I have a rails application with deeply nested associations.
.-< WorkPeriod
Timecard -< Week -< Day -<--< Subtotal
`-< Adjustment
-< (has many)
I'm using Active Model Serializer to build out the API.
On the client side I want to load a timecard and all it's associations in one shot.
Currently my serializers look like this,
class TimecardSerializer < ActiveModel::Serializer
embed :ids, include: true
has_many :weeks
end
class WeekSerializer < ActiveModel::Serializer
embed :ids, include: true
has_many :days
end
# ... etc ...
This all works find, except nothing gets eager-loaded. So it ends up making lots of calls to the database for each request. For each week, it makes a separate request for the days in that week. And for each day, it makes a separate request for it's work_periods, subtotals, and adjustments.

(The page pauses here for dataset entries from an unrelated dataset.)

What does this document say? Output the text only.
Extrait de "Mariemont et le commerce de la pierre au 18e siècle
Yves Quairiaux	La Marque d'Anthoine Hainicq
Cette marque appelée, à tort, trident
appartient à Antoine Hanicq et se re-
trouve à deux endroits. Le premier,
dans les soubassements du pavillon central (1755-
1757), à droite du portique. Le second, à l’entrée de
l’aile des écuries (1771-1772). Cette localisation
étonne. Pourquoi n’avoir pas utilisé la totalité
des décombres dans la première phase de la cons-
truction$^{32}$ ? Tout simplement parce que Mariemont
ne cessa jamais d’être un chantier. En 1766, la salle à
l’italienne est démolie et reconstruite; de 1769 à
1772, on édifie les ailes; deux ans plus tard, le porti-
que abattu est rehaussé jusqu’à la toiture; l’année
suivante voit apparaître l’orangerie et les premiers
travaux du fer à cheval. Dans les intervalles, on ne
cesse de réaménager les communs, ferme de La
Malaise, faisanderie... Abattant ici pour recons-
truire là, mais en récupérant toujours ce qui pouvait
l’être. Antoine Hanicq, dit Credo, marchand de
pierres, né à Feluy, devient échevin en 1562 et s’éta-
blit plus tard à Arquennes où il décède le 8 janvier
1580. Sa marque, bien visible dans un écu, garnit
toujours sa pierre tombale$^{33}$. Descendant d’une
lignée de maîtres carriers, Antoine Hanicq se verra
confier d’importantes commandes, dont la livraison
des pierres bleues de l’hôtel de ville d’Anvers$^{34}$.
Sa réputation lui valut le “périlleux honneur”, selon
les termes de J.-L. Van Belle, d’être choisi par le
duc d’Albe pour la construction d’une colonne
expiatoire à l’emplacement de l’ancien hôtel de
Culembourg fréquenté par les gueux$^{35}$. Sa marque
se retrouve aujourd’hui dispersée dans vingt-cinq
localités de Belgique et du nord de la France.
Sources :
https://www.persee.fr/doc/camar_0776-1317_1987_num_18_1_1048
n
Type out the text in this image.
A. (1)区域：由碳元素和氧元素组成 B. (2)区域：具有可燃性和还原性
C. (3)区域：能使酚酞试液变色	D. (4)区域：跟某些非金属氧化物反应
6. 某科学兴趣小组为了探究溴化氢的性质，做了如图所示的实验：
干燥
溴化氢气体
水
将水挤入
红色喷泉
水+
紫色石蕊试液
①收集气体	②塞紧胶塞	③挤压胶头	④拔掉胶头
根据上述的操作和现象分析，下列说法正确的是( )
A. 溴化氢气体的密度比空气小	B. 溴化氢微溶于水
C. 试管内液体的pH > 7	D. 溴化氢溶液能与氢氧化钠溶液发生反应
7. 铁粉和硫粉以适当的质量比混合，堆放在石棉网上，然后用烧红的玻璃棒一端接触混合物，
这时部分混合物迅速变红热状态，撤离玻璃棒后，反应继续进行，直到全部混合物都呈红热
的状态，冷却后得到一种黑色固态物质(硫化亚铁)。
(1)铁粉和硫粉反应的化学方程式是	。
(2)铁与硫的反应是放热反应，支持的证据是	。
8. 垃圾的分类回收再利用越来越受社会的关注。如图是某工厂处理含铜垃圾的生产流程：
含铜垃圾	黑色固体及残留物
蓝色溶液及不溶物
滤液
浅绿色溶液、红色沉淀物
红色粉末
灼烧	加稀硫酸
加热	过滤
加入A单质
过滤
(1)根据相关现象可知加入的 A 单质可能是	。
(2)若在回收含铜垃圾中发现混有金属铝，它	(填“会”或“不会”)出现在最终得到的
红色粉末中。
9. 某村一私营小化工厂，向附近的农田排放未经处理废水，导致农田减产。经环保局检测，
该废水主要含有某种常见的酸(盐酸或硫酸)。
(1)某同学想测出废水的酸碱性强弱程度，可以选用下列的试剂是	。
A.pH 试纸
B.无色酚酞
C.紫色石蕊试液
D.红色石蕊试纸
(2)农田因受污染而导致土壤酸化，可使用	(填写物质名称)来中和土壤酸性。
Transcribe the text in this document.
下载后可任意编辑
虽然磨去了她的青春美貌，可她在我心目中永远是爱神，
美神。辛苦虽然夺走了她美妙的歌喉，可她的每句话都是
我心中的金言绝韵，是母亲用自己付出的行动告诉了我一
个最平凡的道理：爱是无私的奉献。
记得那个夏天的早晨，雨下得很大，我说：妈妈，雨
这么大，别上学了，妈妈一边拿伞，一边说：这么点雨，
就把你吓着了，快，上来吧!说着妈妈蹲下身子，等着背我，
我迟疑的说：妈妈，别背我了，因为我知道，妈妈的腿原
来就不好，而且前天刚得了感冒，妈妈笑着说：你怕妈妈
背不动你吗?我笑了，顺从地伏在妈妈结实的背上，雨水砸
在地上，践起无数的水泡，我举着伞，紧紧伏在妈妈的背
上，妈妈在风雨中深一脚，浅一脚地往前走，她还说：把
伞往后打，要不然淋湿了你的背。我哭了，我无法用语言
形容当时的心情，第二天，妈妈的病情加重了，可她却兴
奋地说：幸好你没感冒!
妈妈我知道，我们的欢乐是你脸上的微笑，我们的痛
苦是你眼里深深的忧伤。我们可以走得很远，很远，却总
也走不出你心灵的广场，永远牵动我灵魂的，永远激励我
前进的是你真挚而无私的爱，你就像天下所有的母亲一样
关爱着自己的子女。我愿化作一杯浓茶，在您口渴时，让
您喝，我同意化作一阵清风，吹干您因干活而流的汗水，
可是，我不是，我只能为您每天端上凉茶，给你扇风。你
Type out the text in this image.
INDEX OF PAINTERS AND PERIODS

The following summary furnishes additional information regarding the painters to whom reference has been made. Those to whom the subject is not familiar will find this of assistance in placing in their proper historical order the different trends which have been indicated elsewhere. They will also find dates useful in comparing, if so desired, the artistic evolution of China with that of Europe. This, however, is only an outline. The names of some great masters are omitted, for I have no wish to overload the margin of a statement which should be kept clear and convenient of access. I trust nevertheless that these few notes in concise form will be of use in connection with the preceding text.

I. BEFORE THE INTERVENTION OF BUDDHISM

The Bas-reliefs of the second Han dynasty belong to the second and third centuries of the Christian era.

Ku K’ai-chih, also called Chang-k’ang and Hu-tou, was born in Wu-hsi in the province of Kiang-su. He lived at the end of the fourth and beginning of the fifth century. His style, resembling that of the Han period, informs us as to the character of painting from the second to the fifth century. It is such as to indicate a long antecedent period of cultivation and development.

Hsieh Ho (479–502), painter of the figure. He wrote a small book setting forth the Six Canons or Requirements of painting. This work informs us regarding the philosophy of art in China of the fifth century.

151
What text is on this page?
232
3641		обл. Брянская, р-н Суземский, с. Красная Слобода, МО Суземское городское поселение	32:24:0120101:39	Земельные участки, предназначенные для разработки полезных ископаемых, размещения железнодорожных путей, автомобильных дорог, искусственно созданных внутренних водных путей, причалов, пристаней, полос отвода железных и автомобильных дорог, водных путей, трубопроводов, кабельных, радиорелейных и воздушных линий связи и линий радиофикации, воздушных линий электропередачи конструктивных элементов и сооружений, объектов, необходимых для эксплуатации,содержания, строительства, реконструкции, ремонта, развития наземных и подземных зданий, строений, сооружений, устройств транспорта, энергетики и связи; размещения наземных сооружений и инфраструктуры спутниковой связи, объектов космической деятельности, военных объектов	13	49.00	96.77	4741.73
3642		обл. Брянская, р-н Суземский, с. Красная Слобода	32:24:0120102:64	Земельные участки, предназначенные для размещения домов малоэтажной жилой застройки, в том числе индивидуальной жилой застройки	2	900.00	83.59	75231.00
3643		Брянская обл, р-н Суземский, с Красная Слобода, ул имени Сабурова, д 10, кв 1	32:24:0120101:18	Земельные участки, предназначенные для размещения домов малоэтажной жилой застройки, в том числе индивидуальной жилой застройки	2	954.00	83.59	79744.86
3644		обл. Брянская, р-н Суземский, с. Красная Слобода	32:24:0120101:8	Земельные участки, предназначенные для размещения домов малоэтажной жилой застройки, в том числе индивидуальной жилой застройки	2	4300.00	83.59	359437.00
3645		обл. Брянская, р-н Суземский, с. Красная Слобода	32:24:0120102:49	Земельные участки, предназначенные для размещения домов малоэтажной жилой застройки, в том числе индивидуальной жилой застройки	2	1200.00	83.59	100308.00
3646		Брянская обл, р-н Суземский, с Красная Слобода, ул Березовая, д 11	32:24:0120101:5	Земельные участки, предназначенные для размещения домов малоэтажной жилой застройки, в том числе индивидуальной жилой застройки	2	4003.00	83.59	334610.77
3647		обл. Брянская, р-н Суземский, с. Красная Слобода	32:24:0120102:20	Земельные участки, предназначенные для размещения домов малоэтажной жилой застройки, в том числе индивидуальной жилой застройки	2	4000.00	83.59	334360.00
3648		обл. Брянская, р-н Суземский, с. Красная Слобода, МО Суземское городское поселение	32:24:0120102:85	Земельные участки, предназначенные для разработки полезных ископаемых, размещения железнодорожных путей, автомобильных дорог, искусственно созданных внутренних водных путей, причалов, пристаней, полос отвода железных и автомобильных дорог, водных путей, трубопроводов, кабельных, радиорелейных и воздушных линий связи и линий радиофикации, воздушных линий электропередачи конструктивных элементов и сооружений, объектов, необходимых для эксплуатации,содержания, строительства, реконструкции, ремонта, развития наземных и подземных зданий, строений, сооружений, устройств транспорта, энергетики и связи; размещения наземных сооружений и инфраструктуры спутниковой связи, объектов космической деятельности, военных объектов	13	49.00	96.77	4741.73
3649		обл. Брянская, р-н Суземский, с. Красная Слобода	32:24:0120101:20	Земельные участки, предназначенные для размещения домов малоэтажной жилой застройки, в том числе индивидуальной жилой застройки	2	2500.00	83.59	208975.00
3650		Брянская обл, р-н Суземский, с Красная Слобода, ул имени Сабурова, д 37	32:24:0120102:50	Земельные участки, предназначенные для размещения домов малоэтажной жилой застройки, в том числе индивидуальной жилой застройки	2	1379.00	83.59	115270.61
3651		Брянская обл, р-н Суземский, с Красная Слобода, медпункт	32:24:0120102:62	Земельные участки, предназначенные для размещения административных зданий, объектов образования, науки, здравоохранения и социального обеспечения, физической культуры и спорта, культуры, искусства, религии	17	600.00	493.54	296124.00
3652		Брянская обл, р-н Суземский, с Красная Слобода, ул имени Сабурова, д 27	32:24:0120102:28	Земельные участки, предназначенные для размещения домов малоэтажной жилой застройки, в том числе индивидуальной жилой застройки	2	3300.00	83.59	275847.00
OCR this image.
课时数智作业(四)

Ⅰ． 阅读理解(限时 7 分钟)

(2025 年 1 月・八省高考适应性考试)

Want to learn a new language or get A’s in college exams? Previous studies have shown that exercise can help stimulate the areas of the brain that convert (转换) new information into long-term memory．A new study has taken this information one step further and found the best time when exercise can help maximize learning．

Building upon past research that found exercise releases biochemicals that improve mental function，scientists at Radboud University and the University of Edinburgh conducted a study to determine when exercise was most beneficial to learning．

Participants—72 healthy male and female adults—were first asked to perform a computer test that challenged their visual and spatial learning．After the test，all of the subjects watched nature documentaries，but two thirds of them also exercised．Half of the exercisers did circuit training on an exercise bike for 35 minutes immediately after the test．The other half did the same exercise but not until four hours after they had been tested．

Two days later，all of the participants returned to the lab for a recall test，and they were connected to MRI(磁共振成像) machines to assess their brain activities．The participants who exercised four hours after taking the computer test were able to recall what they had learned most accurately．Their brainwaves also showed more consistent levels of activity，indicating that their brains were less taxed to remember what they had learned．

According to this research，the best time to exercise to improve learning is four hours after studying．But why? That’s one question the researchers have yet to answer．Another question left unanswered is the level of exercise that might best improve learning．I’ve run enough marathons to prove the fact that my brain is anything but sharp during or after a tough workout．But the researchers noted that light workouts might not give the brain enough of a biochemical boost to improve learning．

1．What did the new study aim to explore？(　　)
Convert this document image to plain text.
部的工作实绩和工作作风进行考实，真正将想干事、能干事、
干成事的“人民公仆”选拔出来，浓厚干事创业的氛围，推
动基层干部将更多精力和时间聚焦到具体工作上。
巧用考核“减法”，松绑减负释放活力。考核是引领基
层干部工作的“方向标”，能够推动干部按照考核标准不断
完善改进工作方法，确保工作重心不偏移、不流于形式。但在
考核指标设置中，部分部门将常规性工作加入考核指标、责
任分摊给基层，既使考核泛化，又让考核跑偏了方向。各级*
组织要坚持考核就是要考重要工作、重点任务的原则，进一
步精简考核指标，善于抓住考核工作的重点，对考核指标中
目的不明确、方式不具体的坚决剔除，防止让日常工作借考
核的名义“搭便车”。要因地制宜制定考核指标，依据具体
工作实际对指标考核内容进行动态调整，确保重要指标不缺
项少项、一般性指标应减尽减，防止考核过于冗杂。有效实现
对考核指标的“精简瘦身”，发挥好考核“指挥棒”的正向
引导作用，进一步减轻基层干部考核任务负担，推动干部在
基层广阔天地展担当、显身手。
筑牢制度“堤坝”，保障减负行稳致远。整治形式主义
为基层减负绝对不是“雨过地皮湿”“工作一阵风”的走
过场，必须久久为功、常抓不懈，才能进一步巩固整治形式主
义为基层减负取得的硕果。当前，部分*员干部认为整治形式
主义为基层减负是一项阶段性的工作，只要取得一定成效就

What is Active Model Serializers? Serializer gem allows us to format our JSON easily. It will enable us to select only the data we want and access our relationships with a single request. Active Model Serializers provides a way of creating custom JSON in an object-oriented manner.
Serialization converts an object in memory into a stream of bytes that can be recreated when needed. Serializers in Ruby on Rails convert a given object into a JSON format. Serializers control the particular attributes rendered when an object or model is converted into a JSON format.
One solution is to define your own weeks
method on the TimecardSerializer. From there you can .includes()
all the associations you want to eager load.
class TimecardSerializer < ActiveModel::Serializer
embed :ids, include: true
has_many :weeks
def weeks
object.weeks.includes(days: [:sub_totals, :work_periods, :adjustments])
end
end
All the queries will still show up in the log but most will be a cached query instead of a real one.
I had a similar issue. I fixed it in my controller. I like the idea of putting it in the serializer, but having it in the controller catches the n+1 weeks problem created by the ArraySerializer too.
Timecard.find(params[:id]).includes(weeks: [{ days: [:sub_totals, :work_periods, :adjustments] }])
and
Timecard.includes(weeks: [{ days: [:sub_totals, :work_periods, :adjustments] }])
should now eager load and limit the query to just six db hits.